Snakes are coiled around athletic bodies. Birds fly, pecking and clawing, setting their vivid plumes against bare human skin. A sculpted butterfly-bow covers the genitals while hands with long, sharp nails lie across the thighs.
The drawings of Roberto Capucci, the legendary Italian couturier, are a sensational surprise from the quiet designer, now age 87, who first took his architectural outfits from Rome to Florence and in the 1960s had a Paris atelier near Coco Chanel.
Since the new millennium, he has concentrated on compelling male drawings focused on ballet. They form an exhibition, “Dionysian Capucci: Theatre Designs”, at the Uffizi Gallery in Florence (until 14th February).
St Valentine’s Day seems an appropriate ending for a show that is all about love and desire. The images appear to move along the walls, legs stretching and leaping, while peacocks prance on each shoulder.
Compared to the spare, architectural tailoring worn in the past by glamorous clients including Marilyn Monroe and Maria Callas, these are fantasies soaring into flight. The colours alone are painterly mixes of plum with
orange, shocking pink and yellow, green, purple, blue, orange and red. That conjunction of shades is within a single outfit – if that is the word to describe fabric coiled in exotic swathes around hips and thighs.
“It started as pure imagination,” says Capucci, who dressed for the occasion in lilac. “After nearly 70 years without a break and dedicated to everything female, I thought it was time to think about something for men – not aimed at any particular type, young or professional, rather, a male vision of imagination,” Capucci says. “That is something I never did for women. This collection of designs is a series of images of madness.”
Speaking about “uninhibited and mysterious nature”, Capucci explains that he did not really focus on Dionysius and his metamorphoses, but that his drawings are more of a development of what he has created since his childhood.
This mythology with a poetic license is admired by Eike D. Schmidt, the current Director of the Uffizi Galleries. He compares Capucci’s work to “the flexible stances, richness of colour and decorative motifs” of Leon Bakst’s designs for the Ballets Russes.

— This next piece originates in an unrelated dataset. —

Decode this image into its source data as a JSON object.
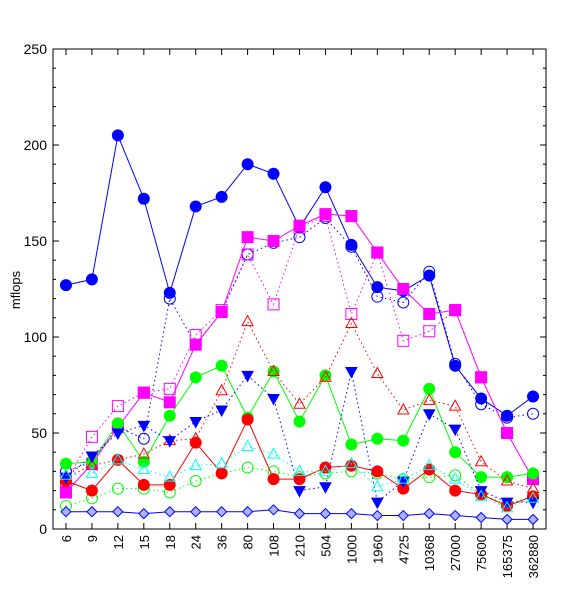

Schmidt singles out Capucci for the sculptural dr
awing that often omits the feet, so that the figures seem to be soaring in the air.

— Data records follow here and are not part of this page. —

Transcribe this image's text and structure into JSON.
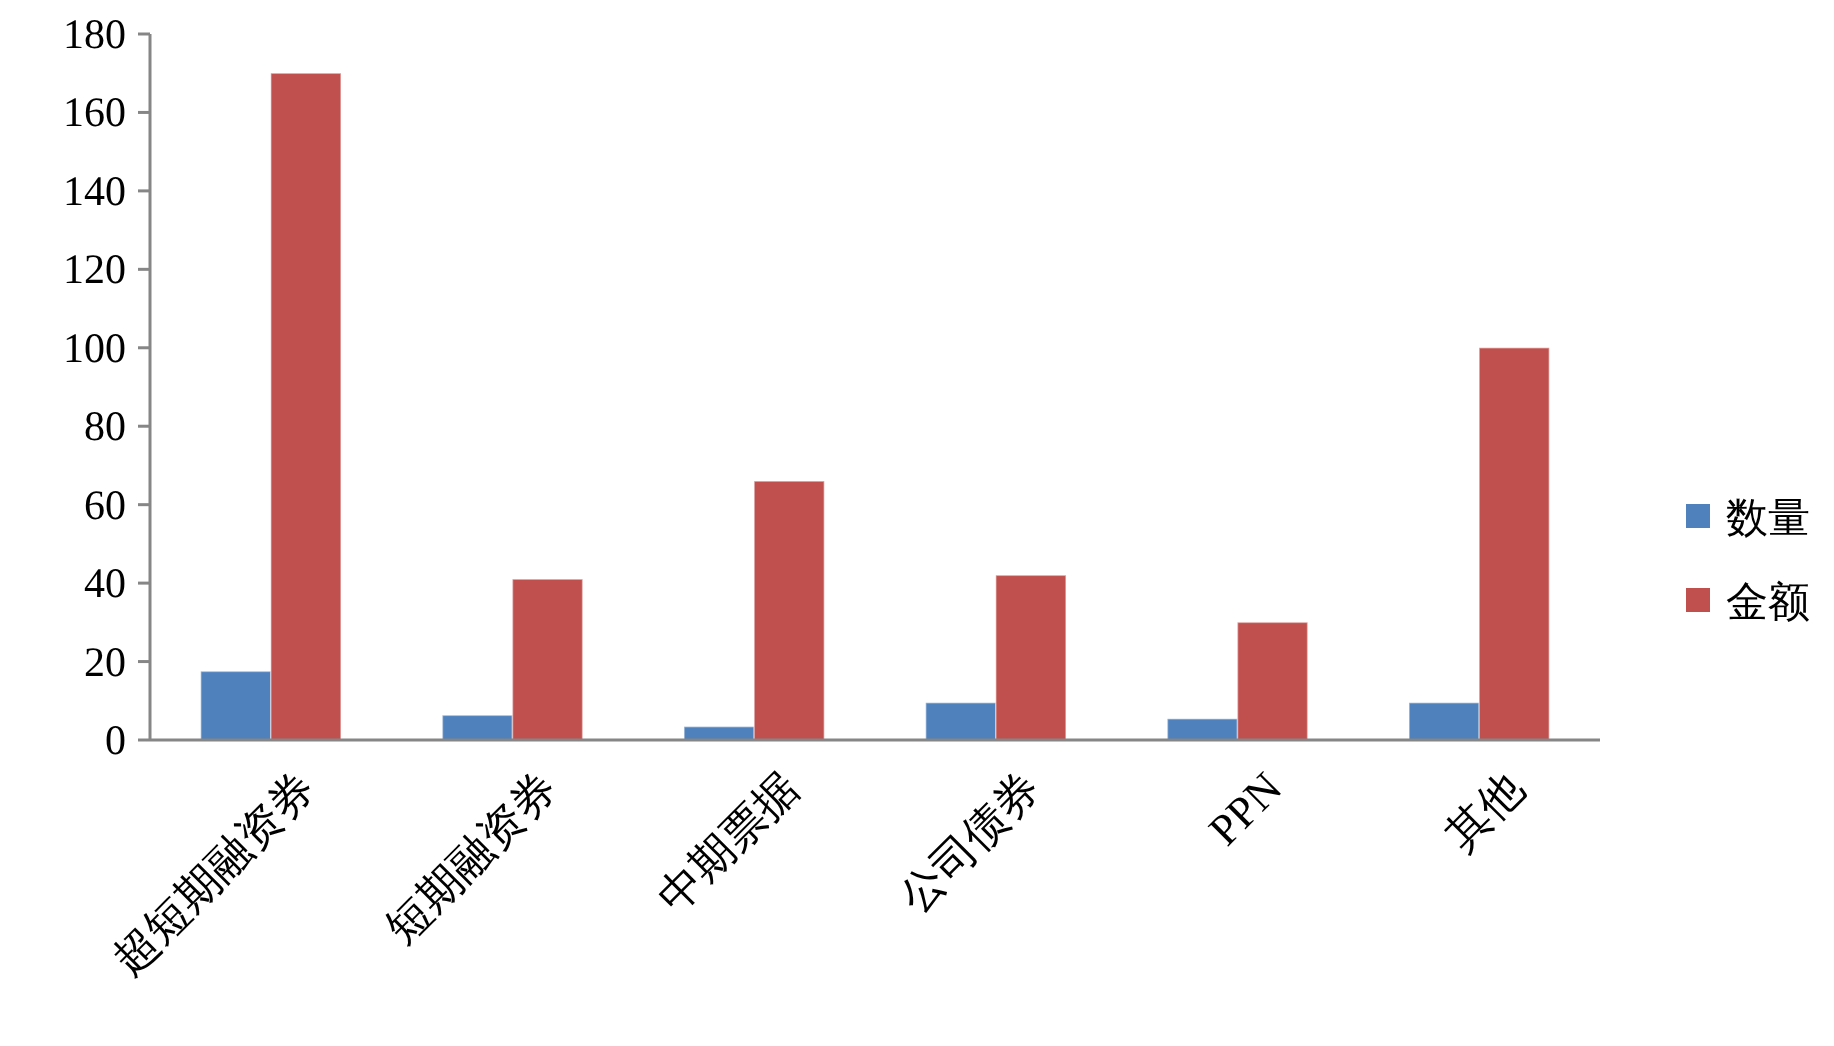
{
  "chart_data": {
    "type": "bar",
    "categories": [
      "超短期融资券",
      "短期融资券",
      "中期票据",
      "公司债券",
      "PPN",
      "其他"
    ],
    "series": [
      {
        "name": "数量",
        "color": "#4f81bd",
        "values": [
          17.5,
          6.3,
          3.4,
          9.5,
          5.4,
          9.5
        ]
      },
      {
        "name": "金额",
        "color": "#c0504d",
        "values": [
          170,
          41,
          66,
          42,
          30,
          100
        ]
      }
    ],
    "ylim": [
      0,
      180
    ],
    "yticks": [
      0,
      20,
      40,
      60,
      80,
      100,
      120,
      140,
      160,
      180
    ],
    "grid": false,
    "legend": "right"
  }
}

“The focal points of each character are mainly heads and hips, where the colour is concentrated, from where puffballs and windmills, feathers and ribbons, helmets and armour grow,” Schmidt says. “Creativity combines with: Capucci is Dionysian, but with strict discipline.”
It certainly must have been with a clear vision and intense concentration that the couturier worked, entirely on his own, to produce these rooms of visionary figures, some even appearing as slides in a dream-like floor projection, accompanied by Stravinsky’s music.

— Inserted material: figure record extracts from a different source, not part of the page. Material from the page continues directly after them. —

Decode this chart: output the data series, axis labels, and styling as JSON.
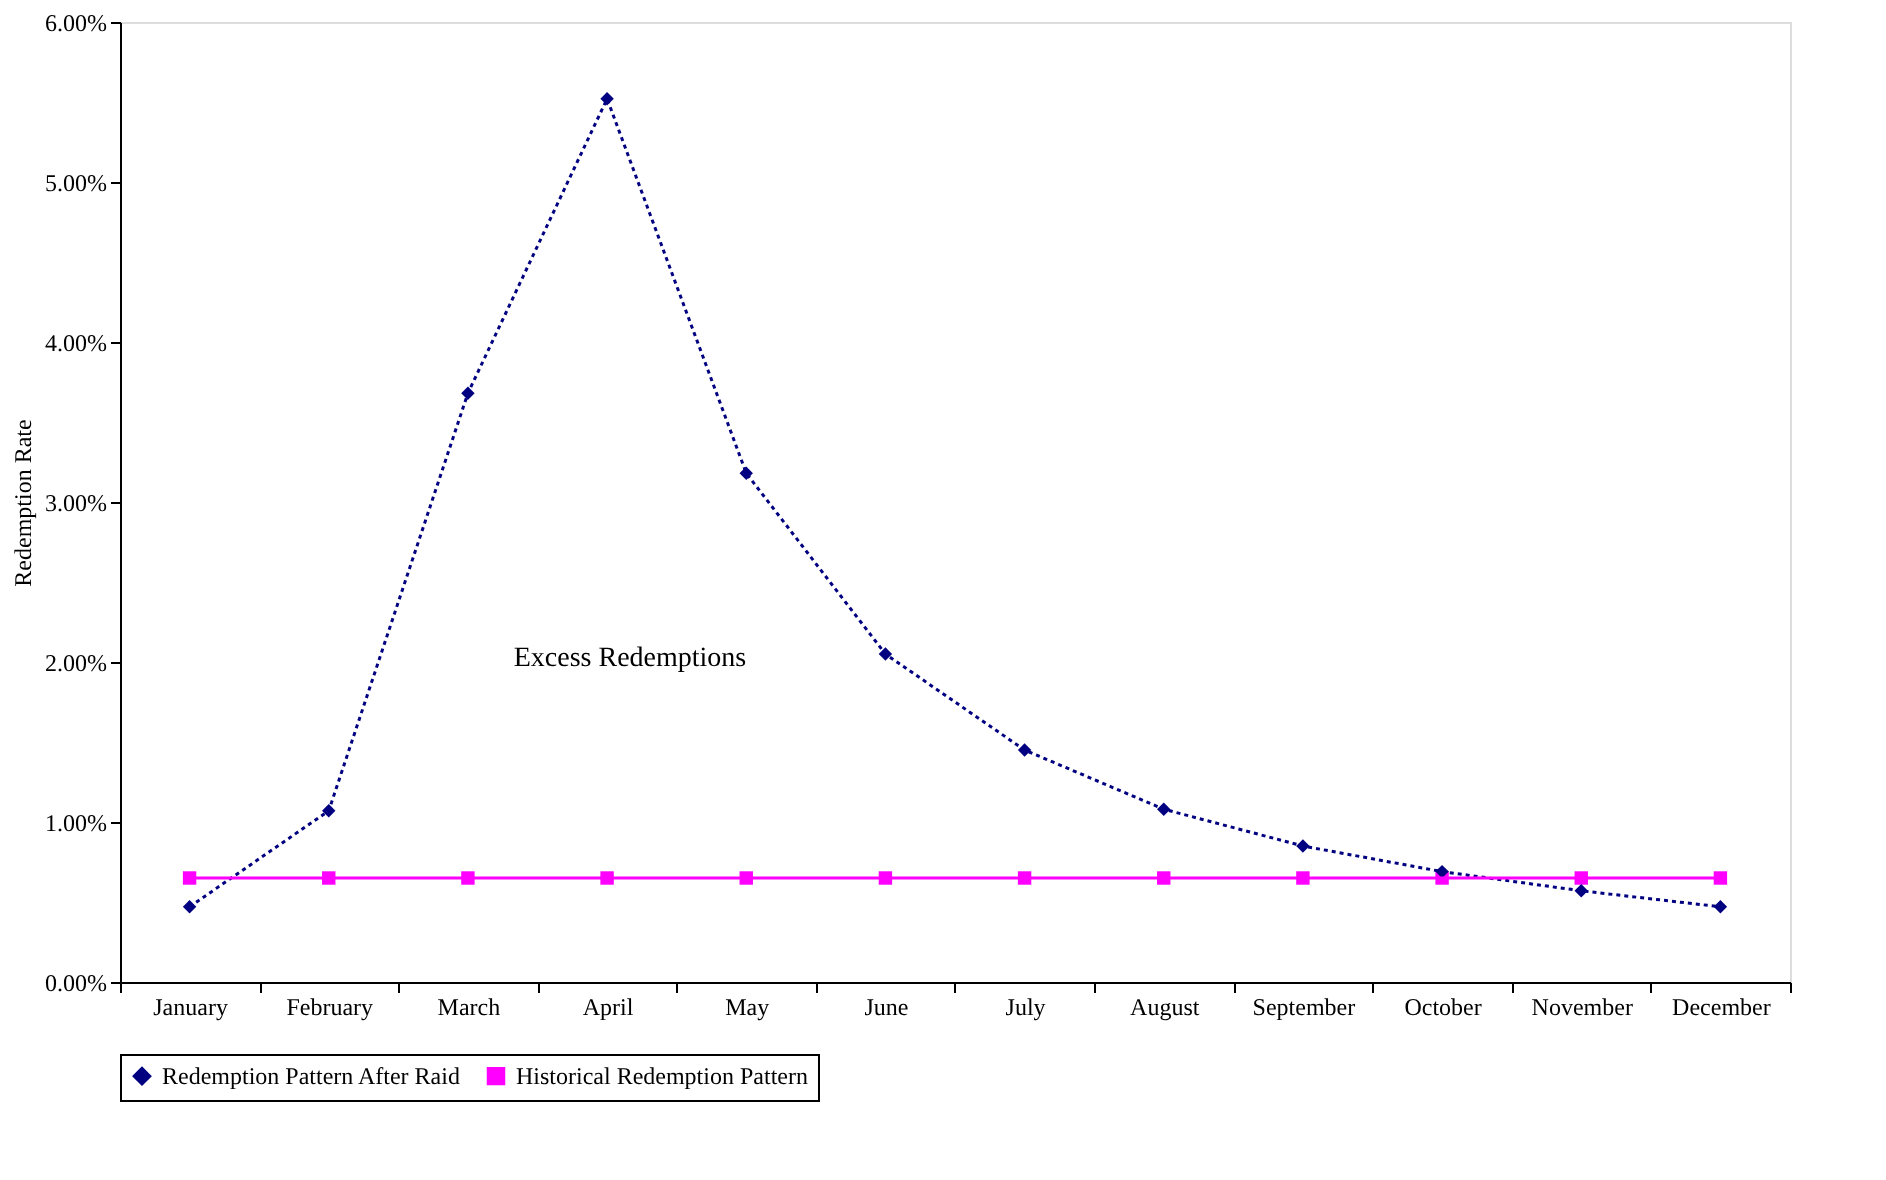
{
  "chart_data": {
    "type": "line",
    "ylabel": "Redemption Rate",
    "categories": [
      "January",
      "February",
      "March",
      "April",
      "May",
      "June",
      "July",
      "August",
      "September",
      "October",
      "November",
      "December"
    ],
    "series": [
      {
        "name": "Redemption Pattern After Raid",
        "color": "#000080",
        "marker": "diamond",
        "line_style": "dotted",
        "values": [
          0.47,
          1.07,
          3.68,
          5.52,
          3.18,
          2.05,
          1.45,
          1.08,
          0.85,
          0.69,
          0.57,
          0.47
        ]
      },
      {
        "name": "Historical Redemption Pattern",
        "color": "#ff00ff",
        "marker": "square",
        "line_style": "solid",
        "values": [
          0.65,
          0.65,
          0.65,
          0.65,
          0.65,
          0.65,
          0.65,
          0.65,
          0.65,
          0.65,
          0.65,
          0.65
        ]
      }
    ],
    "ylim": [
      0,
      6
    ],
    "yticks": [
      {
        "value": 0,
        "label": "0.00%"
      },
      {
        "value": 1,
        "label": "1.00%"
      },
      {
        "value": 2,
        "label": "2.00%"
      },
      {
        "value": 3,
        "label": "3.00%"
      },
      {
        "value": 4,
        "label": "4.00%"
      },
      {
        "value": 5,
        "label": "5.00%"
      },
      {
        "value": 6,
        "label": "6.00%"
      }
    ],
    "annotations": [
      "Excess Redemptions"
    ],
    "grid": false,
    "legend": "bottom"
  }
}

Capucci says that he had one previous attempt at men’s clothing in the 1960s, when he returned to Rome from Paris, but he found that his abstract designs were less comprehensible to men than to women.
The current exploration of men’s ballet costumes is a new adventure, with a similar geometrical design to what he has used previously, but with a more lyrical and dramatic purpose.
“When I draw, I think of the future,” Capucci says. “There are transgressive costumes, with geometric exactness. And when I think of fashion, I think of art without adjectives.”